Les chroniques d’Hippolyte

#1 – Zoé, Albert et Monsieur Pierre (Mars 2023)

Douze mois se sont écoulés depuis l’ouverture de notre café-boutique. Les quatre saisons se sont succédées et autant de pannes d’électricité. Au-delà de toutes les incertitudes qui jalonnent le projet d’ouvrir un commerce ainsi que de l’impact affectant notre famille et notre santé, s’ébauchent de grandes fiertés. À commencer par la fierté de se réaliser. En tout cas c’est la mienne. Certes, être maman de trois magnifiques enfants m’apporte fiertés et joies, mais la réalisation professionnelle, c’est autre chose.

L’une de ces réalisations prônant au sommet de la liste est celle d’avoir su créer un lieu unique. Il existe des milliers de café-boutique au pays, me direz-vous! Ah mais aucun comme le mien je vous l’assure! Par quoi se démarque-t-il alors?

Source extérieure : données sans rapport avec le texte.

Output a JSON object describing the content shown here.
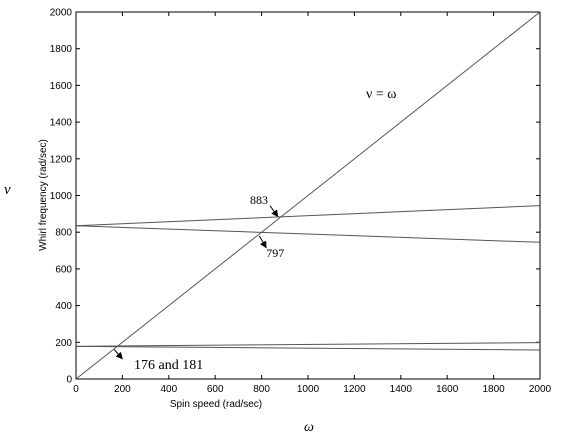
{
  "chart_data": {
    "type": "line",
    "xlabel": "Spin speed (rad/sec)",
    "ylabel": "Whirl frequency (rad/sec)",
    "outer_xlabel": "ω",
    "outer_ylabel": "ν",
    "xlim": [
      0,
      2000
    ],
    "ylim": [
      0,
      2000
    ],
    "xticks": [
      0,
      200,
      400,
      600,
      800,
      1000,
      1200,
      1400,
      1600,
      1800,
      2000
    ],
    "yticks": [
      0,
      200,
      400,
      600,
      800,
      1000,
      1200,
      1400,
      1600,
      1800,
      2000
    ],
    "grid": false,
    "series": [
      {
        "name": "ν = ω",
        "x": [
          0,
          2000
        ],
        "y": [
          0,
          2000
        ]
      },
      {
        "x": [
          0,
          2000
        ],
        "y": [
          835,
          945
        ]
      },
      {
        "x": [
          0,
          2000
        ],
        "y": [
          835,
          745
        ]
      },
      {
        "x": [
          0,
          2000
        ],
        "y": [
          178,
          198
        ]
      },
      {
        "x": [
          0,
          2000
        ],
        "y": [
          178,
          158
        ]
      }
    ],
    "annotations": [
      {
        "text": "ν = ω",
        "x": 1250,
        "y": 1530
      },
      {
        "text": "883",
        "x": 750,
        "y": 955,
        "arrow_to": [
          870,
          885
        ]
      },
      {
        "text": "797",
        "x": 820,
        "y": 665,
        "arrow_from": [
          790,
          780
        ],
        "arrow_to": [
          820,
          715
        ]
      },
      {
        "text": "176 and 181",
        "x": 250,
        "y": 55,
        "arrow_from": [
          165,
          160
        ],
        "arrow_to": [
          200,
          110
        ]
      }
    ]
  }
}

Par les gourmands qui le fréquentent. Les gourmands, les curieux, les affamés et les assoiffés, les amoureux, les pressés, les flâneurs. Ceux qui doivent suivre un régime de vie strict. Ceux qui cherchent à faire différent. Ceux qui trichent et ceux qui se gâtent. Ceux qui fêtent. Ceux qui détestent les mardis. Les gastronomes et ceux qui « mangent pas grand’ chose ». Les déçus, qui voient bien que pizza et lasagne ne sont plus au menu. Tous-les-mangeurs.

Ils se rencontrent pour la première fois et se mettent à jaser comme s’ils étaient bons voisins, debout devant l’étalage de pains.

Ils se croisent dans l’entrée et se tiennent la porte avec une galanterie surannée, pourtant si naturelle.

Ils exigent de moi le meilleur (qualité, service, saveur et prix) mais à la fois, ils me pardonnent volontiers mes maladresses (retard, manque de rapidité ou inventaire insuffisant).

Cette clientèle sélecte compte à mes yeux.

Je revendique haut et fort le droit de m’émerveiller chaque fois qu’un client passe la porte. Dans ce coin de pays où la moindre course est un détour en soi, je suis heureuse que quelqu’un prenne la peine de s’arrêter chez nous. Délibérément ou par hasard. Et tous ces clients sont les mailles d’une courte-pointe humaine magnifique.

Les mailles du milieu sont occupées par ceux que tous appellent affectueusement « la ligue du vieux poêle », avec monsieur Michel, monsieur Pierre et toute la joyeuse bande qui anime la place chaque jour autour d’un café (ou deux). Ils parlent fort, d’un langage coloré, ils rient ensemble. Ils se connaissent depuis la tendre enfance et St-Hippolyte n’a presque aucun secret pour eux. Ce sont comme les gardiens du village, ceux qui veillent, qui chicanent, qui rabrouent. En même temps, ils sont les témoins d’une époque. Ils pourraient vous en raconter pendant des heures. Je pourrais peut-être monter une séance et faire payer l’entrée…Fred Pellerin n’a qu’à bien se tenir!

La courte-pointe s’ennorgueillit aussi des plus charmantes dames de la région, aimables et respectueuses à souhait. Et des travailleurs, ceux qui triment dur, qui se partagent entre la marmaille et le travail, éreintés mais tellement si plein de bienveillance. « Du ben bon monde ».

Et dans le même espace si restreint qu’est « l’ancien resto Primo », la porte s’ouvre quotidiennement sur de jeunes parents TOUJOURS souriants. Évidemment que je les salue, cependant mon coeur fait un bond en apercevant Albert dans les bras de maman ou Zoé titubant avec légèreté car elle commence à peine à marcher…Albert, Zoé et tous les autres bouts-de-chou qui, après un an , me reconnaissent maintenant et me sourient. Plus de regards inquiets ni de moues maussades, ceux qu’ils adressent aux étrangers.

Je ne suis plus une étrangère pour ces mini-gourmands.

Alors vous voyez? Vous voyez bien que mon café-boutique est unique? Car il n’y a que chez moi que monsieur Pierre, Zoé et Albert se rencontrent.